On Wed, Jul 30, 2014 at 07:34:47PM +0200, Ralf Baechle wrote:
> On Tue, Jul 22, 2014 at 02:21:21PM +0100, Paul Burton wrote:
>
> > If one or more matching FCSR cause & enable bits are set in saved thread
> > context then when that context is restored the kernel will take an FP
> > exception. This is of course undesirable and considered an oops, leading
> > to the kernel writing a backtrace to the console and potentially
> > rebooting depending upon the configuration.

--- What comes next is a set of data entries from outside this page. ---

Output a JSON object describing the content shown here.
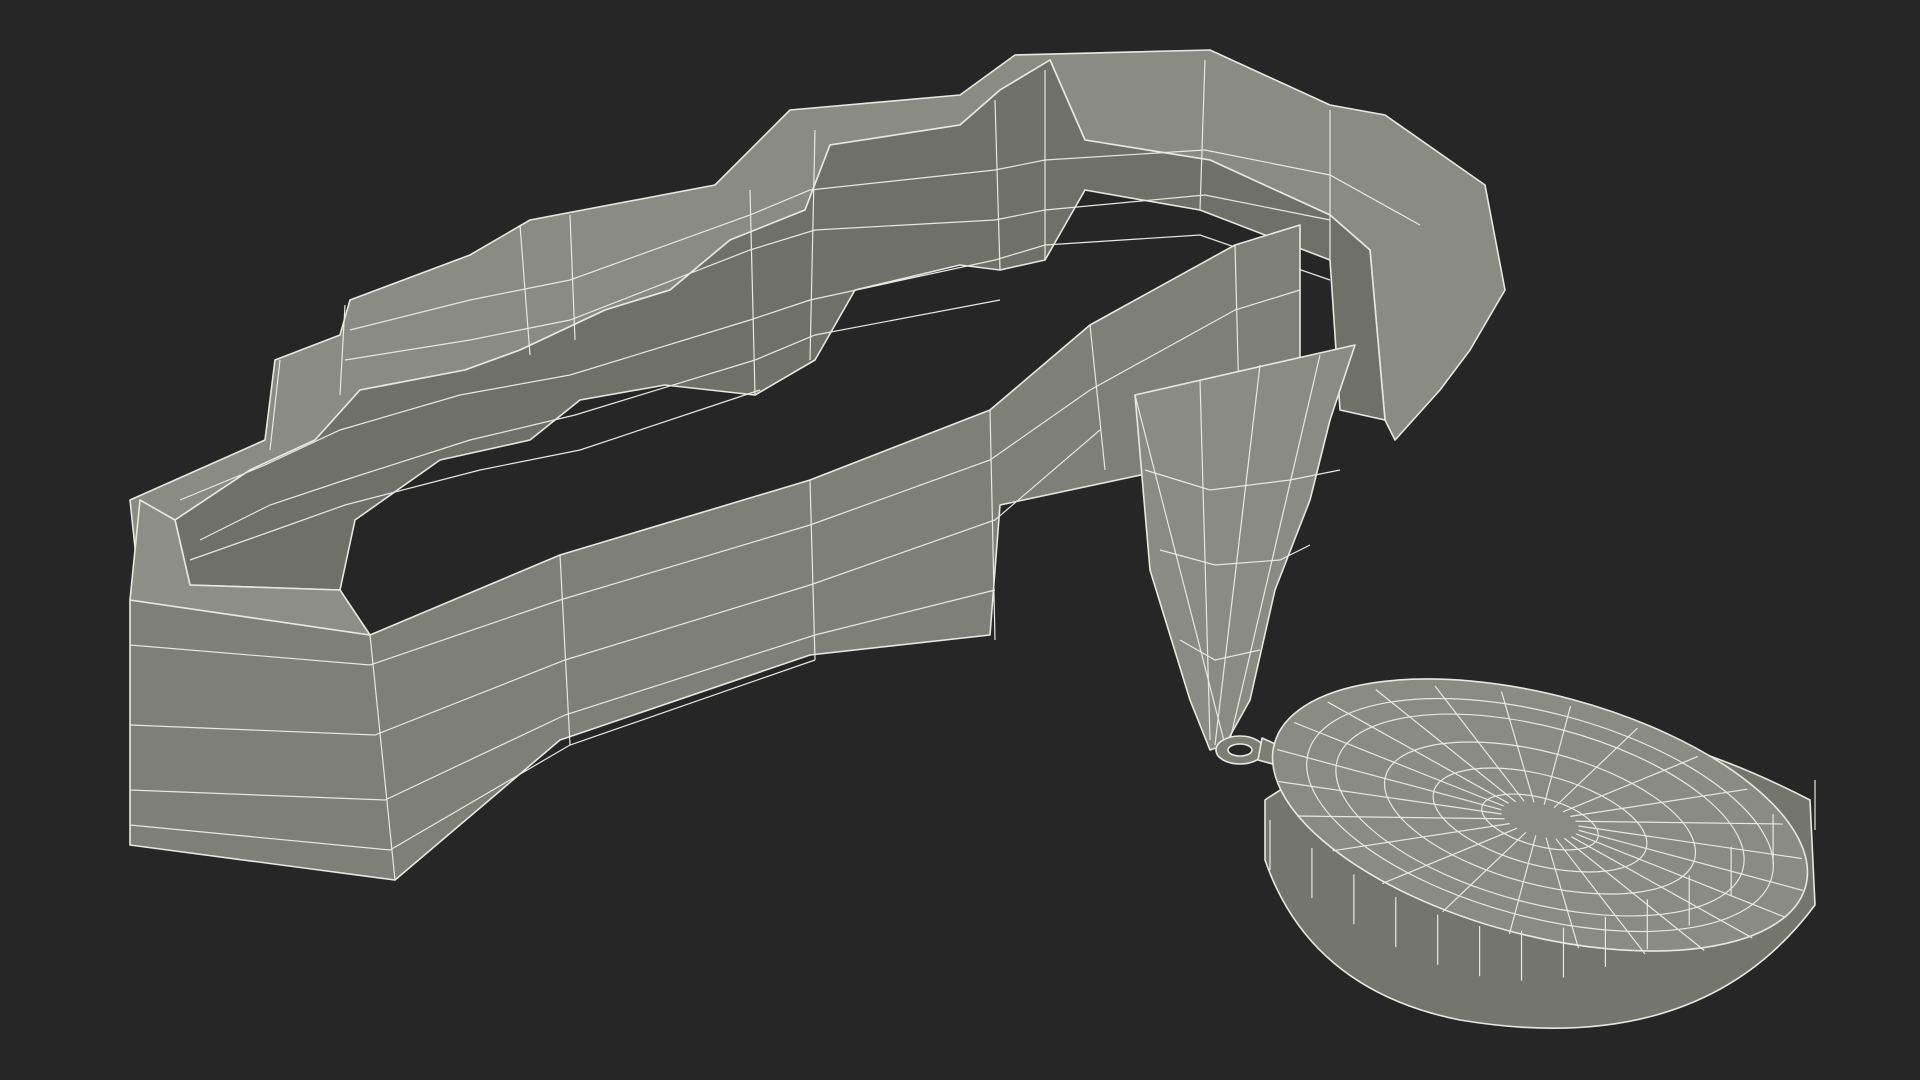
{
  "scene": {
    "description_visible_text": "",
    "background_color": "#262626",
    "mesh_color": "#7c7d73",
    "mesh_shadow_color": "#6a6b62",
    "wire_color": "#e8e8e0"
  }
}
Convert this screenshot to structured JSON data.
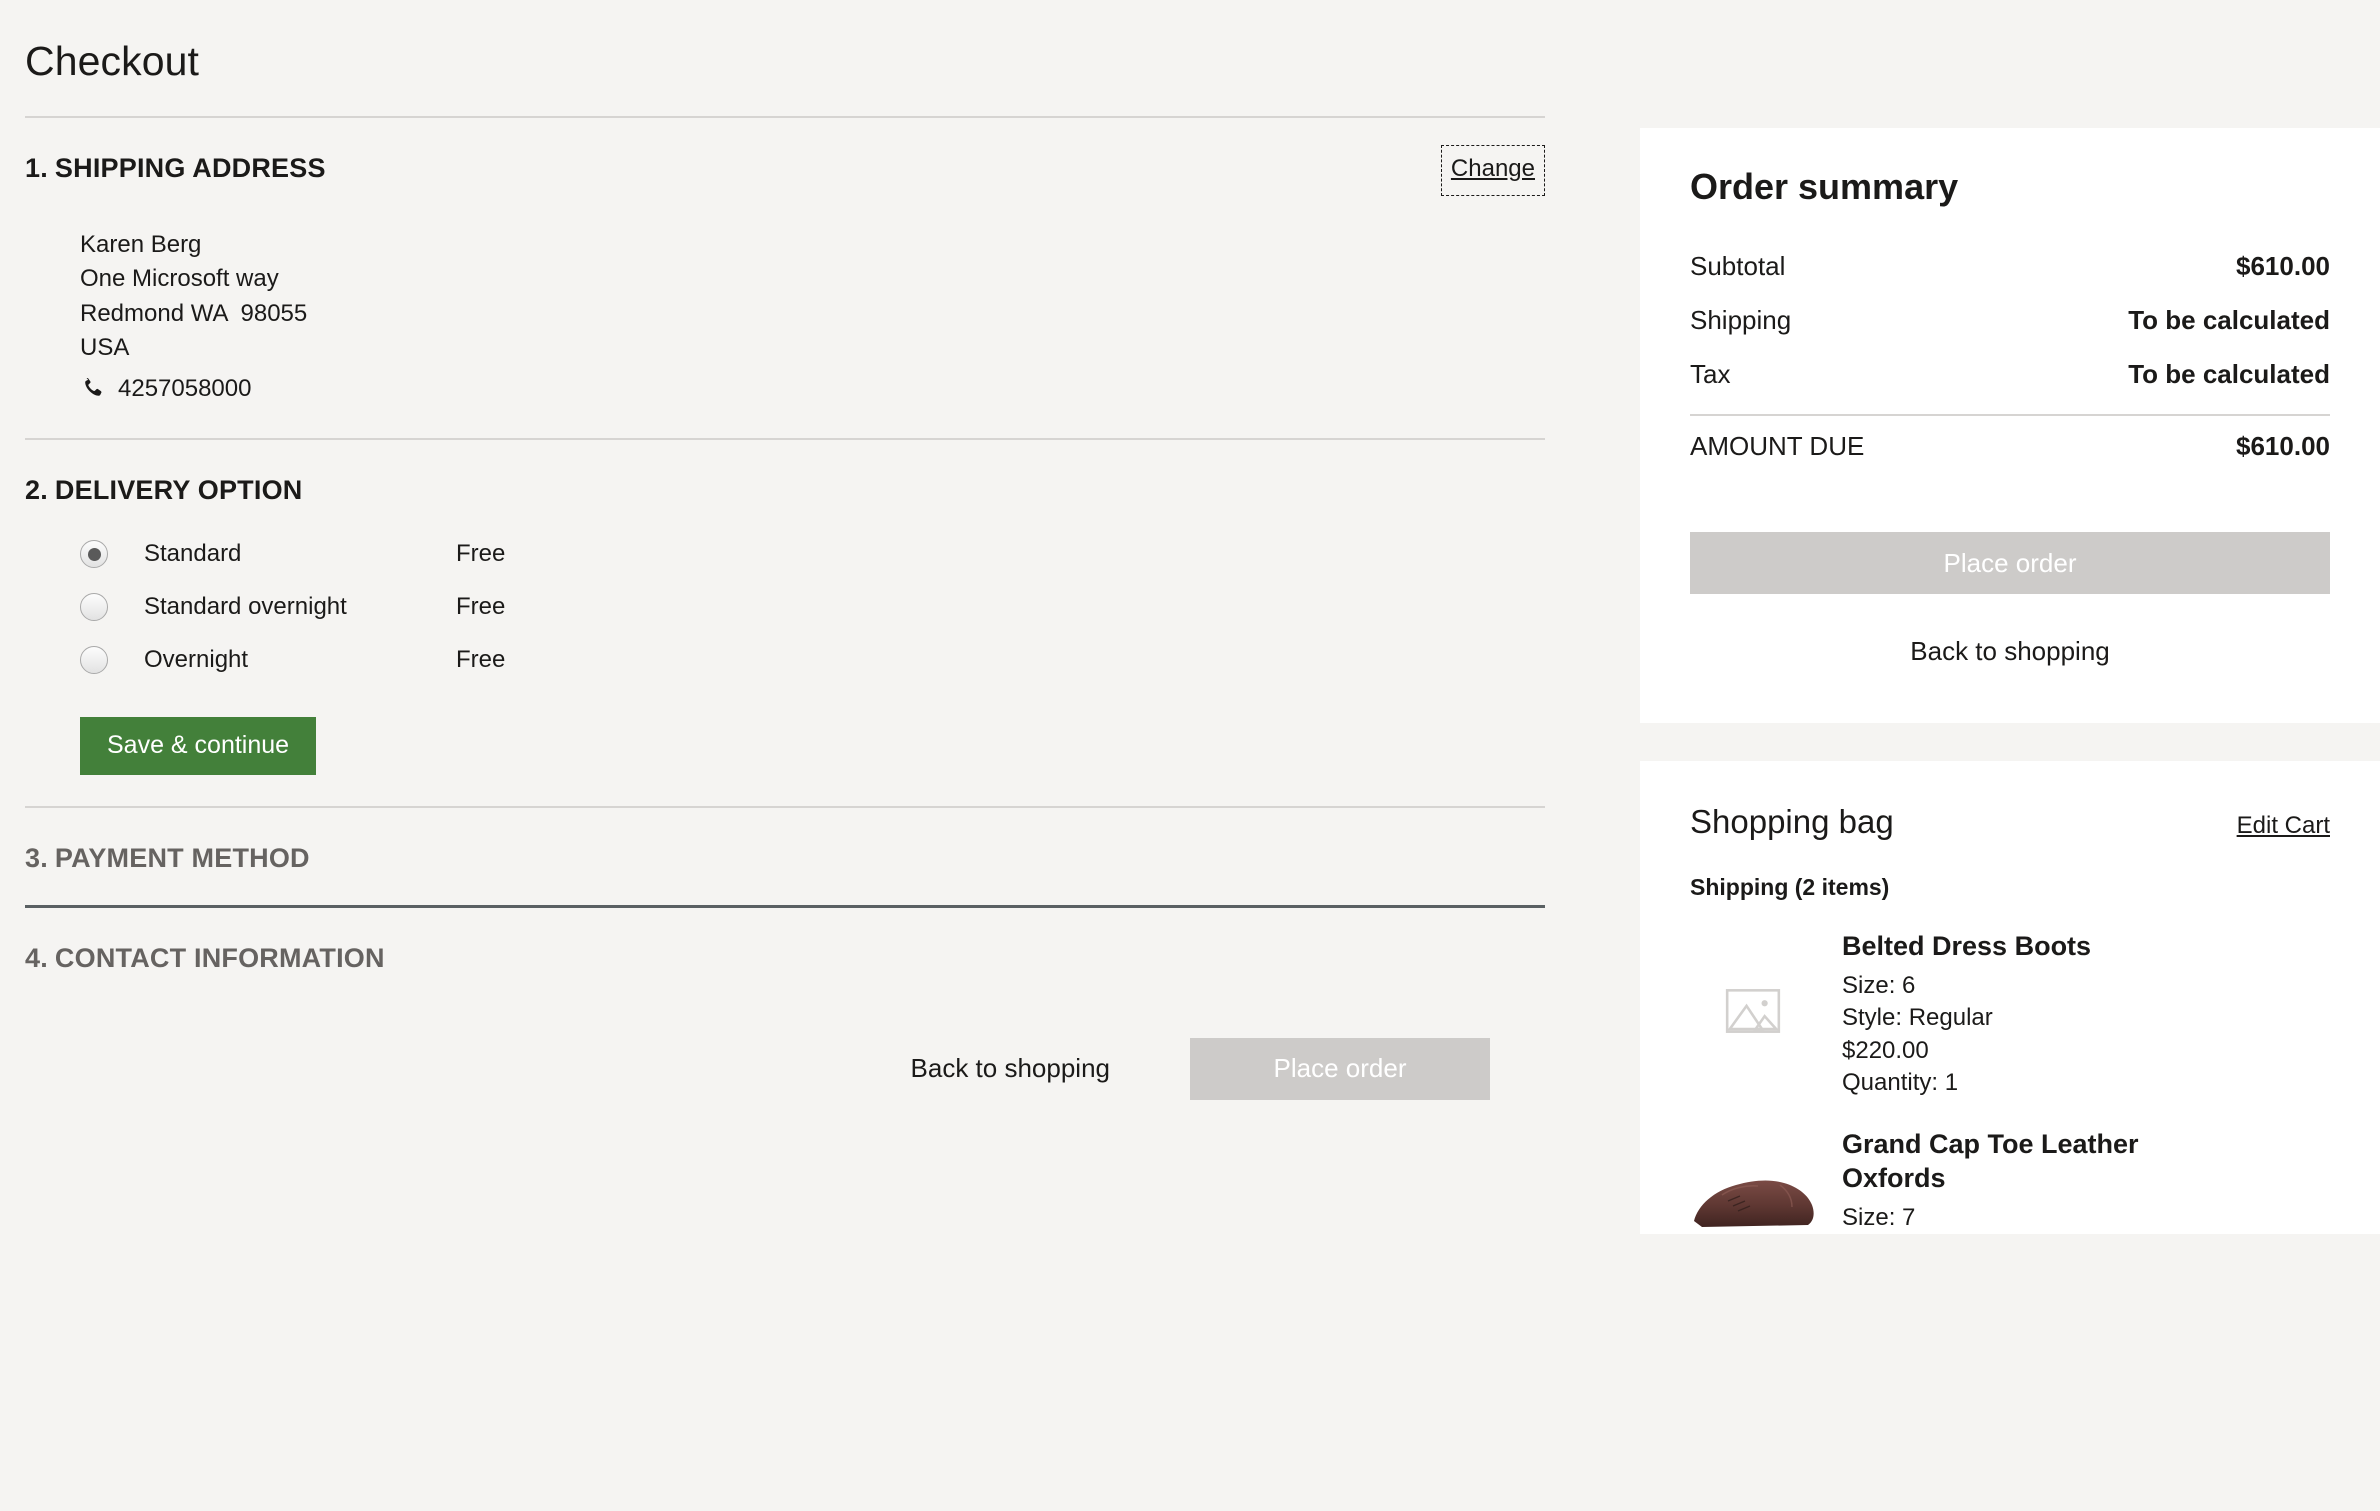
{
  "header": {
    "title": "Checkout"
  },
  "shipping_address": {
    "step_number": "1.",
    "title": "SHIPPING ADDRESS",
    "change_label": "Change",
    "name": "Karen Berg",
    "street": "One Microsoft way",
    "city_state_zip": "Redmond WA  98055",
    "country": "USA",
    "phone": "4257058000",
    "phone_icon": "phone-icon"
  },
  "delivery_option": {
    "step_number": "2.",
    "title": "DELIVERY OPTION",
    "options": [
      {
        "label": "Standard",
        "price": "Free",
        "selected": true
      },
      {
        "label": "Standard overnight",
        "price": "Free",
        "selected": false
      },
      {
        "label": "Overnight",
        "price": "Free",
        "selected": false
      }
    ],
    "save_label": "Save & continue"
  },
  "payment_method": {
    "step_number": "3.",
    "title": "PAYMENT METHOD"
  },
  "contact_information": {
    "step_number": "4.",
    "title": "CONTACT INFORMATION"
  },
  "bottom_actions": {
    "back_label": "Back to shopping",
    "place_order_label": "Place order"
  },
  "order_summary": {
    "title": "Order summary",
    "rows": [
      {
        "label": "Subtotal",
        "value": "$610.00"
      },
      {
        "label": "Shipping",
        "value": "To be calculated"
      },
      {
        "label": "Tax",
        "value": "To be calculated"
      }
    ],
    "total_label": "AMOUNT DUE",
    "total_value": "$610.00",
    "place_order_label": "Place order",
    "back_label": "Back to shopping"
  },
  "shopping_bag": {
    "title": "Shopping bag",
    "edit_label": "Edit Cart",
    "group_label": "Shipping (2 items)",
    "items": [
      {
        "name": "Belted Dress Boots",
        "size": "Size: 6",
        "style": "Style: Regular",
        "price": "$220.00",
        "quantity": "Quantity: 1",
        "image": "image-placeholder-icon"
      },
      {
        "name": "Grand Cap Toe Leather Oxfords",
        "size": "Size: 7",
        "image": "oxford-shoe-photo"
      }
    ]
  },
  "colors": {
    "page_background": "#f5f4f2",
    "card_background": "#ffffff",
    "primary_button": "#43803a",
    "disabled_button": "#cdcbc9",
    "divider_light": "#d6d4d2",
    "divider_dark": "#5a6063",
    "inactive_text": "#666361"
  }
}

Thus the kernel avoids this
> > situation by clearing the cause bits of the FCSR register when handling
> > FP exceptions and after emulating FP instructions.
> >
> > However the kernel does not prevent userland from setting arbitrary FCSR
> > cause & enable bits via ptrace, using either the PTRACE_POKEUSR or
> > PTRACE_SETFPREGS requests. This means userland can trivially cause the
> > kernel to oops on any system with an FPU. Prevent this from happening
> > by clearing the cause bits when writing to the saved FCSR context via
> > ptrace.
> >
> > This problem appears to exist at least back to the beginning of the git
> > era in the PTRACE_POKEUSR case.
>
> Good catch - but I think something like UML on a more proper fix. How
> until then I'm going to apply this.
>
> Ralf
Any chance you could expand that acronym for me? Maybe I'm being slow
since neither of the expansions that spring to mind make much sense.